Imagine por um instante que você está visitando um viveiro de plantas. Você percebe uma agitação
lá fora e vai investigar. Você encontra um jovem assistente lutando contra uma roseira. Ele está
tentado forçar as pétalas da rosa a se abrirem, e resmunga insatisfeito. Você lhe pergunta o quê
está fazendo e ele explica: "meu chefe quer que todas essas rosas floresçam essa semana, então
na semana passada eu cortei todas as precoces e hoje estou abrindo as atrasadas". Você protesta
dizendo que cada rosa floresce a seu tempo, é absurdo tentar retardar ou apressar isso. Não
importa quando a rosa vai desabrochar - uma rosa sempre desabrocha no momento mais oportuno
para ela. Você olha novamente a rosa e percebe que ela está murchando, mas quando você o
alerta, ele responde: "Ah, isso é mau, ela tem disdesabrochamento congênito. Vamos ter que
chamar um especialista". Você diz: "Não, não! Foi você quem fez a rosa murchar! Você só precisaria
satisfazer as exigências de água e luz da planta e deixar o resto por conta da natureza!" Você mal
consegue acreditar no que está acontecendo. Por quê o chefe dele é tão mal informado e tem
expectativas tão irreais em relação às rosas?
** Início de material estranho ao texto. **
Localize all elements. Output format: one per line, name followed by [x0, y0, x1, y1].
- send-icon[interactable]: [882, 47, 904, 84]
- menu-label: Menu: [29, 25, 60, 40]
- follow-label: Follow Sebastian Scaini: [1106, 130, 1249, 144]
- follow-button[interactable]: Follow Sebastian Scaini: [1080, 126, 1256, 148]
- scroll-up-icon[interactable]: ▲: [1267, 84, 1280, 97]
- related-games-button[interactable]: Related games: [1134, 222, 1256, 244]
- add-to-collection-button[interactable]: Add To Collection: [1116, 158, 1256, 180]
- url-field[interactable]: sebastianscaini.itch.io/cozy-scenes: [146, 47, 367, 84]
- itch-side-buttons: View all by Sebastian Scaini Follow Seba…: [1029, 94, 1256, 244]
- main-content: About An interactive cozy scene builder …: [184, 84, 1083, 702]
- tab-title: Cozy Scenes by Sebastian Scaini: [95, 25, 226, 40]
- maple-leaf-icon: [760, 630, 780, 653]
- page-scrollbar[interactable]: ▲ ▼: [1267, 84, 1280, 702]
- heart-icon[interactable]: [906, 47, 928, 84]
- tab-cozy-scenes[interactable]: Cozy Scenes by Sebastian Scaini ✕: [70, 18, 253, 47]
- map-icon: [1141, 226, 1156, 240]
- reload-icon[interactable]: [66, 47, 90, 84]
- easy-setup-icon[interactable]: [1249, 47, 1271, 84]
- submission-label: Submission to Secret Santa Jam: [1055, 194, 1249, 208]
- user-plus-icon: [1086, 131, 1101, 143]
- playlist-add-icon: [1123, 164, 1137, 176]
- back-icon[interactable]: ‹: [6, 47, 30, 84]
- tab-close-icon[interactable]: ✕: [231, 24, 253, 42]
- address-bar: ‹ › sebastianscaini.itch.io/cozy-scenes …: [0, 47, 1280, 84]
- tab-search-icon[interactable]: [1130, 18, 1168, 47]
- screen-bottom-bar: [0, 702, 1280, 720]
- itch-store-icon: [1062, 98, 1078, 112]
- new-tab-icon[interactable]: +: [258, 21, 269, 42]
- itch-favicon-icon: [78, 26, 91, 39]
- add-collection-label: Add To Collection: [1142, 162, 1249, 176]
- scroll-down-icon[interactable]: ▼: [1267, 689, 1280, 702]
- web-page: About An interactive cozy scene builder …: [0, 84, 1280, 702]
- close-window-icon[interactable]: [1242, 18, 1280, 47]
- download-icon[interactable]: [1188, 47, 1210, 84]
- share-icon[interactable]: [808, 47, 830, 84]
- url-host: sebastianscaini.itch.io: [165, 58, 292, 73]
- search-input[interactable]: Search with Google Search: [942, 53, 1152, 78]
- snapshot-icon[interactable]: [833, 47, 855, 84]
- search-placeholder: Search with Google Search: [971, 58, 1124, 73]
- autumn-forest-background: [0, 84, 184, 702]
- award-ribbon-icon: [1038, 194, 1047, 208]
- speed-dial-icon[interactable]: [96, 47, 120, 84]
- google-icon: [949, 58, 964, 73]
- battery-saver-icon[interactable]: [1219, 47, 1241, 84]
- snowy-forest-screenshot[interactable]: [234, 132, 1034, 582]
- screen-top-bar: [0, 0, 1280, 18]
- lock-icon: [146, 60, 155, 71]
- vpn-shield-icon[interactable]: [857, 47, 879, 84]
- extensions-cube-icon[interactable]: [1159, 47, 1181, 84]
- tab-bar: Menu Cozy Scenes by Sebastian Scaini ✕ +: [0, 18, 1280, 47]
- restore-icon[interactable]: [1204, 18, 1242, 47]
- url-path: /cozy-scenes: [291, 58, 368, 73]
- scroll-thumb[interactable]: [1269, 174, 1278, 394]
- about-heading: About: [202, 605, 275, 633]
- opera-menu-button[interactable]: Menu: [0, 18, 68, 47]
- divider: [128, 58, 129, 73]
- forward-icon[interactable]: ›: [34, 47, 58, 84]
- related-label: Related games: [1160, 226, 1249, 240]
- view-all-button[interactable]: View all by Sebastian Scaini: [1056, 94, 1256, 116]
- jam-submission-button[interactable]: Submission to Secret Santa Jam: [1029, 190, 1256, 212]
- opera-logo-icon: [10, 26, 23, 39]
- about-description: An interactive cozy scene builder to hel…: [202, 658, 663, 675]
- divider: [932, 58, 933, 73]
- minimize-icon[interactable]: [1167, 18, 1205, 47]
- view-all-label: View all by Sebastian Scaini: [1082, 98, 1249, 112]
Essa cena nunca teria se passado em um viveiro, é claro, mas acontece todos os dias em nossas
escolas. Professores pressionados por seus chefes seguem calendários oficiais que exigem que
todas as crianças aprendam no mesmo ritmo e do mesmo jeito. No entanto as crianças não diferem
das rosas em seu desenvolvimento: elas nascem com a capacidade e o desejo de aprender, e
aprendem em ritmos diferentes e de modos diferentes. Se formos capazes de satisfazer suas
necessidades, proporcionar um ambiente seguro e propício e evitar nos intrometer com dúvidas,
ansiedades e calendários arbitrários, aí então - como as rosas - as crianças irão desabrochar cada
uma a seu tempo.
Meu coração gela quando penso nas crianças classificadas como 'ADHD' (sigla norte-americana
para 'distúrbio de hiperatividade e falta de atenção'), o mais novo tipo de "distúrbio de
aprendizagem". Muitos educadores e pesquisadores acreditam que as crianças e suas famílias
tenham sido cruelmente enganadas por essa classificação. O Dr. Thomas Armstrong, que já foi
especialista em dificuldades de aprendizagem, mudou de profissão quando começou a ver "como
essa noção de distúrbios de aprendizagem estava prejudicando todas as nossas crianças,
colocando a culpa da dificuldade de aprender em misteriosas deficiências neurológicas, em vez de
apontar para as tão necessárias reformas em nosso sistema educacional". O Dr. Armstrong voltouse então para o conceito de diferenças de aprendizagem e escreveu "In Their Way" ("Do modo
deles"), um guia prático e fascinante para os sete "estilos pessoais de aprendizagem" inicialmente
propostos por Howard Gardner, psicólogo da Universidade de Harvard. O Dr. Armstrong nos instiga
a abandonar rótulos convenientes mas nocivos tais como "dislexia" e nos ater ao problema real do
"disensino". Ele adverte que "nossas escolas estão desvalorizando milhões de crianças ao taxá-las
de insuficientes quando na realidade elas estão sendo incapacitadas por métodos de ensino ruins".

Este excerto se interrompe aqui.